The Transformation Resource Centre (TRC) has launched a blistering attack on Prime Minister Thomas Thabane’s government, accusing it of corruption among others, and on Thursday dropped a bombshell when it claimed that only farmers who have political connections with senior government official get paid on time.
“It is mind-boggling that a government which campaigned on fighting corruption today callously has the audacity to utilise state funds extravagantly to maintain cabinet members’ lavish lifestyle at the cost of the poor,” TRC’s Director Tsikoane Peshoane said in a statement on Thursday.
“How can the government that preached intolerance towards the excesses of the previous regime today abandon the concerns of scarcity of funds as characterised, amongst others, in the institutions of higher learning?
“Instead of addressing financial challenges facing the country, priority is directed on buying prime minister and deputy prime minister a fleet of expensive cars which are estimated to have cost M12, million,” read Peshoane statement.

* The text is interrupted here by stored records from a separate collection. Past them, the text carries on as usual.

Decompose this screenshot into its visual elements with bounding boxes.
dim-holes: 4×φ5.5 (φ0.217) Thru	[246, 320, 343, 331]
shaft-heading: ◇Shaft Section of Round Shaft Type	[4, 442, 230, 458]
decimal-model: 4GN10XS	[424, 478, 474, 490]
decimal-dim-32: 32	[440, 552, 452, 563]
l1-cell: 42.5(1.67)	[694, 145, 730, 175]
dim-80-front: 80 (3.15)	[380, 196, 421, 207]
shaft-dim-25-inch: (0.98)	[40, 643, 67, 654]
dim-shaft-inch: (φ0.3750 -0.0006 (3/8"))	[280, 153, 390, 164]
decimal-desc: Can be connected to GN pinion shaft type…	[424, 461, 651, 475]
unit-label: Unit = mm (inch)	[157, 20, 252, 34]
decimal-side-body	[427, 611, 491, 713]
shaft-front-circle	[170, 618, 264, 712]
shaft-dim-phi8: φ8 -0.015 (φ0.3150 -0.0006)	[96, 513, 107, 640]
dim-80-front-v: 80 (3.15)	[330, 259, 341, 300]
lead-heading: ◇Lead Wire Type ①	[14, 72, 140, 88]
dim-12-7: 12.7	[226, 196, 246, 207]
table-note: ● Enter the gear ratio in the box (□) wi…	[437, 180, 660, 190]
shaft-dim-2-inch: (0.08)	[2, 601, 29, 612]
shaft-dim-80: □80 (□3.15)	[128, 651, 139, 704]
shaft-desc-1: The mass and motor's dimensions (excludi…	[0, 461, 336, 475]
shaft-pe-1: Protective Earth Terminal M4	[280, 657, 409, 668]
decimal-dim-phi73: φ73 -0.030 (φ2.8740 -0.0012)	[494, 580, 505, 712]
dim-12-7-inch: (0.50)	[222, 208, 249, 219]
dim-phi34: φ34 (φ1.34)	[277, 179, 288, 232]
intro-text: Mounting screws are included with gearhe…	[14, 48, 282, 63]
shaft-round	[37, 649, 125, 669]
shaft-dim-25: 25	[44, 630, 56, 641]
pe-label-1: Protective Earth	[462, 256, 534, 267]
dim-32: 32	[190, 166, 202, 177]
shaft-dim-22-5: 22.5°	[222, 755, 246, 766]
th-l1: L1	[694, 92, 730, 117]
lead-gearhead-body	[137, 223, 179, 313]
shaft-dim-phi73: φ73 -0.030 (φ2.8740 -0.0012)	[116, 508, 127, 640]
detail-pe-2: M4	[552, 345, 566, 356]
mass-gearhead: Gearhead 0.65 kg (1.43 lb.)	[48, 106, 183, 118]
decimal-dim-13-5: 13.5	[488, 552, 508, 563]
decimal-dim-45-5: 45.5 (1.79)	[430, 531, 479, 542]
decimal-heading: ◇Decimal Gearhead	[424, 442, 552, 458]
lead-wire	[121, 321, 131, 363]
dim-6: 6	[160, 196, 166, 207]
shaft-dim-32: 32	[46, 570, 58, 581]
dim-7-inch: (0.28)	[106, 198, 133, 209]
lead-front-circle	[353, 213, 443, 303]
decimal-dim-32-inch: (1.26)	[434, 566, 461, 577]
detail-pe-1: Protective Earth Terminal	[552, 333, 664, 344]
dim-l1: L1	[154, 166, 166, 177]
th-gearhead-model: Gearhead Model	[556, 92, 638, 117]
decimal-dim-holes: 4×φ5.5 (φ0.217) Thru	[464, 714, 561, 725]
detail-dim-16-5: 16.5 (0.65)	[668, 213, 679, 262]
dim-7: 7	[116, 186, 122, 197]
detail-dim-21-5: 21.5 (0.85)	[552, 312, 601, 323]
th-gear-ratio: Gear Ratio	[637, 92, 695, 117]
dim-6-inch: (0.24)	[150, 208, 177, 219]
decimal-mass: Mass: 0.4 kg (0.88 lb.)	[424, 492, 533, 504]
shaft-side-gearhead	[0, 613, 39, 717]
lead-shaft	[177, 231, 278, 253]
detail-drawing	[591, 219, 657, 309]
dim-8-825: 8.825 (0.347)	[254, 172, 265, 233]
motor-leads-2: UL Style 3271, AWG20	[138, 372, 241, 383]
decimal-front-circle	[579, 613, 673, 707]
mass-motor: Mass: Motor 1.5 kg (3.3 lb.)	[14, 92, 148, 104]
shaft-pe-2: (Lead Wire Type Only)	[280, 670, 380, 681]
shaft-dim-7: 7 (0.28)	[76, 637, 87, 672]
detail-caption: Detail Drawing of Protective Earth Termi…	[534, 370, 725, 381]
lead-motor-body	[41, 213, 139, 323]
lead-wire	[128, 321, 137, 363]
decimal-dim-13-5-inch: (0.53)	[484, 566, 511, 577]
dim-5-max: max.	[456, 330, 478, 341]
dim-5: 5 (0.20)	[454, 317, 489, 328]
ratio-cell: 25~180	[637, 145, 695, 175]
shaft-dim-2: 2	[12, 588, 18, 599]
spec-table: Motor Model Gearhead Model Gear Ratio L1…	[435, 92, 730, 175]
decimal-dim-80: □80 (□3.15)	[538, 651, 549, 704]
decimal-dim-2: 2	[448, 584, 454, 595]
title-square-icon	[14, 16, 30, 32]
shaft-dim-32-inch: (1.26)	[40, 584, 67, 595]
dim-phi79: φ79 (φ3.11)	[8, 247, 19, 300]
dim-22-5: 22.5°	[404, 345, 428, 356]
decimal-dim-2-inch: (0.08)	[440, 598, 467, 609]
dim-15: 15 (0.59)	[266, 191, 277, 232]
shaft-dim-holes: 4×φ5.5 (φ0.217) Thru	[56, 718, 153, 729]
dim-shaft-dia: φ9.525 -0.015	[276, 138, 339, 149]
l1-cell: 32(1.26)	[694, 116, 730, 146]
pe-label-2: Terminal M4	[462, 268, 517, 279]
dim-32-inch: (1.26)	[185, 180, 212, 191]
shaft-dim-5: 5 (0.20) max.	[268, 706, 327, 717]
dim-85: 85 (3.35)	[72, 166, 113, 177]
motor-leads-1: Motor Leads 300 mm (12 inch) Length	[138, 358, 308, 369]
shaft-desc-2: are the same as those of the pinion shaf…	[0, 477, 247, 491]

He said these were times when the country needed “vigilance” in both government and opposition to pay much attention and take actions and formulate clear policies against “high levels of unemployment” and “rampant poverty among all vulnerable groups particularly most disadvantaged unemployed tertiary graduates, youth and women” who are majority of the population.
“It is unacceptable that farmers and government service suppliers are rarely paid on time unless they have political connections with senior government official who also endlessly continue with their unnecessary international trips with a view of receiving per diem,” he said.
“TRC strongly urges the current administration to concentrate on preparing for the perennial food insecurity which most people are already experiencing. Holding dark corner meetings and political rallies in desperate attempts to maintain status will not restore economic stability and growth of this country,” he added.
The Night’s Watch reported on May 2, that a total of 487 857 of people living in Lesotho do not know where their next meal will come from and government requires over M200 million to address the food needs of this affected population.
This is because, The Night’s Watch further reported, the rainfall received in all the ten districts was below average from September to November last year, which is the normal period for planting most crops.
This resulted in most of the crops across the country not reaching the expected stages of growth during the cropping season a decline in crop production of an estimated 21 percent.